Dan, tentu saja Yahudi itu menolak tuduhan tersebut. Sebaliknya, ia malah menuduh Tu'mah bin Ubairiq, seorang tetangganya yang Muslim.
Kaum Muslimin bersimpati kepada Tu'mah sebab seiman, sama-sama Muslim. Peristiwa ini kemudian dibawa kepada Rasulullah SAW.
Nabi SAW tidak begitu saja terbawa emosi. Setelah perkara itu diperiksanya dengan seksama, tanpa ada maksud tertentu selain demi keadilan, hasilnya sangat mengejutkan. Atas dasar kebenaran Nabi SAW, maka orang Yahudi itu dibebaskan dari tuduhan.
Tu'mah memang selama ini mengaku sebagai Muslim, tetapi sebenarnya ia adalah orang munafik. Banyak perbuatan jahat dilakukannya.
Ia pun telah mencuri seperangkat pakaian perang. Ketika jejaknya diketahui, cepat-cepat barang hasil curian tersebut dilemparkannya ke rumah Yahudi tetangganya. Dan, di sanalah barang itu kemudian ditemukan.
Setelah perbuatan khianatnya diketahui, dia lari ke Mekah, bergabung dengan kaum musyrik.

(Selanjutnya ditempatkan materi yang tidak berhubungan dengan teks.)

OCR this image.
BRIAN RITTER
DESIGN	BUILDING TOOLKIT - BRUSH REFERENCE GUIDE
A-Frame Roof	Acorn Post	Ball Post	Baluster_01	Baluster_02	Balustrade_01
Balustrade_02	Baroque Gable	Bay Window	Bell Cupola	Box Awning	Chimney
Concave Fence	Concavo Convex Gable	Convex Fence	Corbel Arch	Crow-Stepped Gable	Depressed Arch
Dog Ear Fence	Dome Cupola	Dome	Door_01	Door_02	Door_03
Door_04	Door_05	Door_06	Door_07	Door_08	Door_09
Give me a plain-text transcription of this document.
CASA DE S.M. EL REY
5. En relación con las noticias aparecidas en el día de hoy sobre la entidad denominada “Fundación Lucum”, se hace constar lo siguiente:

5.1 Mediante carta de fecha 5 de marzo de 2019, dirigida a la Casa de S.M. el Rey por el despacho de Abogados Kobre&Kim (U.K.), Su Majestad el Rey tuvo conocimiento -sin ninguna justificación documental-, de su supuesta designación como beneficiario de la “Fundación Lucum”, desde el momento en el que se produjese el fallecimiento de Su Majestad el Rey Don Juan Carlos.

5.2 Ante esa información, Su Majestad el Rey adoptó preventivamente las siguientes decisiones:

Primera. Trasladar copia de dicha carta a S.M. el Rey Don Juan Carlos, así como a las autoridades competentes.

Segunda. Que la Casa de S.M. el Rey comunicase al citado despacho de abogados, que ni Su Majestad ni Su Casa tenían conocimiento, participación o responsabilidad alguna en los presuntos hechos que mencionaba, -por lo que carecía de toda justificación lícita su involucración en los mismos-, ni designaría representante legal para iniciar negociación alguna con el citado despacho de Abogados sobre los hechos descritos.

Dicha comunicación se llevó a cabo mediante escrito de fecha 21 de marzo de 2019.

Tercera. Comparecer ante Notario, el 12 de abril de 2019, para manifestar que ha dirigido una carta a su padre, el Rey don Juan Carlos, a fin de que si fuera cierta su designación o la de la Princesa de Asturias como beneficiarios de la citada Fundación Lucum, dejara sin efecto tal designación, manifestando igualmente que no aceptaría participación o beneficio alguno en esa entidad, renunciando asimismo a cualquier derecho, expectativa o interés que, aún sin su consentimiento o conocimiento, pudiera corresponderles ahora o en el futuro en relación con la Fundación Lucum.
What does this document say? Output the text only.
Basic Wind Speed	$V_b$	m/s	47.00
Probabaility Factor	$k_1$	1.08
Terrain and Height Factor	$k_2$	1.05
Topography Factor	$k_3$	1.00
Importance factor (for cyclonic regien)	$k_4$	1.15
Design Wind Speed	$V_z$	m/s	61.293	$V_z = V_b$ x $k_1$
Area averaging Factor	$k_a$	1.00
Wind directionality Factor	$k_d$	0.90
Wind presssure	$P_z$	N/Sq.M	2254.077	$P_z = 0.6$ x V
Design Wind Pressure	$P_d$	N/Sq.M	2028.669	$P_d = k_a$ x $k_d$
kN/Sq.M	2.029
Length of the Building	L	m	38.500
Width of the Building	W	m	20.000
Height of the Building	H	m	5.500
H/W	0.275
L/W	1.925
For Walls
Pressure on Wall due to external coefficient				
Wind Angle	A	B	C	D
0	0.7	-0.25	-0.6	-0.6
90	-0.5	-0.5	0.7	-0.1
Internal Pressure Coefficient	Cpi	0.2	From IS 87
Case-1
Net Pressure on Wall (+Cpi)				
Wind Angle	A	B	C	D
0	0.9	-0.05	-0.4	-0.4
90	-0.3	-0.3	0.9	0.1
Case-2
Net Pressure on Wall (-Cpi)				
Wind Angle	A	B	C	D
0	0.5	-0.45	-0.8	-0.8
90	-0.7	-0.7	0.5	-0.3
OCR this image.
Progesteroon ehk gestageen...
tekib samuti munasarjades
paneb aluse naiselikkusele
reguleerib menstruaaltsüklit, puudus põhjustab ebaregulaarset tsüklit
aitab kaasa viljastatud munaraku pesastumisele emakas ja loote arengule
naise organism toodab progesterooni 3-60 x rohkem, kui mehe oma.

Sepintas, peristiwa ini tidak penting, tetapi jangkauannya sangat luas. Sejak saat itu, Tu'mah selalu berupaya keras menjerumuskan Rasulullah SAW dan kaum Muslimin.
Ia dan golongannya yang ternyata orang-orang munafik itu hendak menjebak Rasulullah. Mereka ingin agar Nabi SAW salah menjatuhkan hukuman. Sudah tentu, ini akan dijadikan dalih untuk menuduh Nabi SAW bertindak sewenang-wenang.
Kisah Tu'mah ini, menurut sebagian kalangan penafsir Alquran, menjadi asbabun nuzul surah an-Nisa ayat 58. Artinya, "Sungguh, Allah menyuruhmu menyampaikan amanat kepada yang berhak menerimanya, dan apabila kamu menetapkan hukum di antara manusia hendaknya kamu menetapkannya dengan adil. Sungguh, Allah sebaik-baik yang memberi pengajaran kepadamu. Sungguh, Allah Maha Mendengar, Maha Melihat."